Por Flávio Carvalho, para Desacato.info.
“Deveríamos nos preocupar menos com a orientação sexual de Samuel, e mais com o instinto criminoso do seu ou dos seus assassinos”. Alejandro Sanz, cantor espanhol, na declaração mais polêmica da semana espanhola.
O bárbaro assassinato do jovem brasileiro Samuel Luiz (24 anos), na Galícia, caiu como uma bomba de tristeza em toda a comunidade brasileira na Espanha.
Primeiro, porque não estamos acostumados a que uma pessoa da nossa nacionalidade esteja nas principais manchetes dos jornais europeus e de todo o Mundo. Depois, porque nunca esqueceremos que uma morte é uma morte, e um assassinato, um assassinato. E que uma vida a menos é muito mais que uma vida a menos; e não somente um número – agora que no nosso Brasil falar do número de mortes só nos lembra de uma tragédia que poderia ter sido evitada. Pelo contrário, o Genocídio foi negociado também a preço de corrupção.
Mas o mais importante é que a morte de Samuel não consegue se desvencilhar de muitas outras complexidades, por mais que se queira tapar o sol com uma peneira.

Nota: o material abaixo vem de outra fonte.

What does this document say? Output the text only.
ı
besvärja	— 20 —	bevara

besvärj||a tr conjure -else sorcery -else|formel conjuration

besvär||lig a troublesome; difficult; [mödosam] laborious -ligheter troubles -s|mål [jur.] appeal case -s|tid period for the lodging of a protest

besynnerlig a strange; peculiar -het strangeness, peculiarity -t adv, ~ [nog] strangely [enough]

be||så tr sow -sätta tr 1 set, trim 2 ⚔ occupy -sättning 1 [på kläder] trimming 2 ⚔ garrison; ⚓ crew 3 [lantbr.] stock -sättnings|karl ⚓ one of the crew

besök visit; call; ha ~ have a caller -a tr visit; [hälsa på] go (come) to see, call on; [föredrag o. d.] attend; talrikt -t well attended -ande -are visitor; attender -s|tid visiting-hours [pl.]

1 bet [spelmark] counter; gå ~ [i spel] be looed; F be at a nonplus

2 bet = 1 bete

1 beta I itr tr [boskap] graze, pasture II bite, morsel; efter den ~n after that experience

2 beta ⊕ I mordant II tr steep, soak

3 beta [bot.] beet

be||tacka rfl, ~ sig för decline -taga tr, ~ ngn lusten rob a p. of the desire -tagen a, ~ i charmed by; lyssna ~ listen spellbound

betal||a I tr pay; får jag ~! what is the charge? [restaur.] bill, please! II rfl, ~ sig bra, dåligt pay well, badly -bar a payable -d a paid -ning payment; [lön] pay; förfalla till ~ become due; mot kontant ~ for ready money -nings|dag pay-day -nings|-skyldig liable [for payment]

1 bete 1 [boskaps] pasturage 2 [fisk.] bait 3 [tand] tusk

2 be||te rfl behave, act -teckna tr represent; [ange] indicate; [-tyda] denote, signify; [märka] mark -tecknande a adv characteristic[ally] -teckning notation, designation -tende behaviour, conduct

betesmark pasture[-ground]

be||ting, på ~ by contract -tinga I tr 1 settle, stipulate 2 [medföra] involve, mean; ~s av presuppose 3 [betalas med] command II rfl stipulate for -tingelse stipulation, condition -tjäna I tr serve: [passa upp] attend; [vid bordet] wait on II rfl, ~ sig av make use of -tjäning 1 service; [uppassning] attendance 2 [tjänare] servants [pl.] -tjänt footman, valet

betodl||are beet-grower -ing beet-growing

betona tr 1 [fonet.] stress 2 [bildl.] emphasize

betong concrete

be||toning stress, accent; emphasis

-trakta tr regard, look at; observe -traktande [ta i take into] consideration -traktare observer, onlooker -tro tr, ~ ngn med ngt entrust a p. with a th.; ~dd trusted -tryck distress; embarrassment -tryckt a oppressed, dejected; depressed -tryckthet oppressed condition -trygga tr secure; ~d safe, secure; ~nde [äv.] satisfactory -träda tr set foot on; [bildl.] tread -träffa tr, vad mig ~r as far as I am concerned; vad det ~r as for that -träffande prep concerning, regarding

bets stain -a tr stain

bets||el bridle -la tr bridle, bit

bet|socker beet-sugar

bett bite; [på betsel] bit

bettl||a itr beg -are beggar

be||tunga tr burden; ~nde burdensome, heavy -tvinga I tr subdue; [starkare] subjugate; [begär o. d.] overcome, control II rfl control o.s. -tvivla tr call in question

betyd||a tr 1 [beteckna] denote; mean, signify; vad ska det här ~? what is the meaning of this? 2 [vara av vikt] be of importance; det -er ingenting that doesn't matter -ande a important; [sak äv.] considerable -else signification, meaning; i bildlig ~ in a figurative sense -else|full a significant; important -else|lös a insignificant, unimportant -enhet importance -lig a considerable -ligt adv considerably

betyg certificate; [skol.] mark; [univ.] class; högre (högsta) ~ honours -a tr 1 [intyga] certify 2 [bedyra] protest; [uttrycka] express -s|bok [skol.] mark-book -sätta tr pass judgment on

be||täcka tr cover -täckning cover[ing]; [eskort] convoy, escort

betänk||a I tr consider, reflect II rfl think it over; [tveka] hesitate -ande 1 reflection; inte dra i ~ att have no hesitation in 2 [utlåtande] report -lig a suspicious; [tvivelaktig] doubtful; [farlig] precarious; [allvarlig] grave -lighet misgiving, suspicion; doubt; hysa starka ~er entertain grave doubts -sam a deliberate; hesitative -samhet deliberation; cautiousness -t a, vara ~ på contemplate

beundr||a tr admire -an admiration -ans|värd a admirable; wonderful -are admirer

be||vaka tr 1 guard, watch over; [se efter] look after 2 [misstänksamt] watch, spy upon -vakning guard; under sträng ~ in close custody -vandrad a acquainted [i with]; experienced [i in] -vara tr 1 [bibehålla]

Estudando antropologia, aprendi que – quanto mais complexo for o caso – o que não está dito explicitamente pode nos dar mais informação sobre o que aconteceu do que sobre aquilo que aparentemente o sentencia.
Há uma onda conservadora no Mundo que se esforça em separar qualquer tipo de emoção da política, da comunicação, e de uma análise meramente racional (cartesiana) da sociedade. Eu, tentando ser um bom sociólogo, levei muita paulada da academia por tentar reivindicar o importantíssimo papel da psicologia na análise dos fatos sociais.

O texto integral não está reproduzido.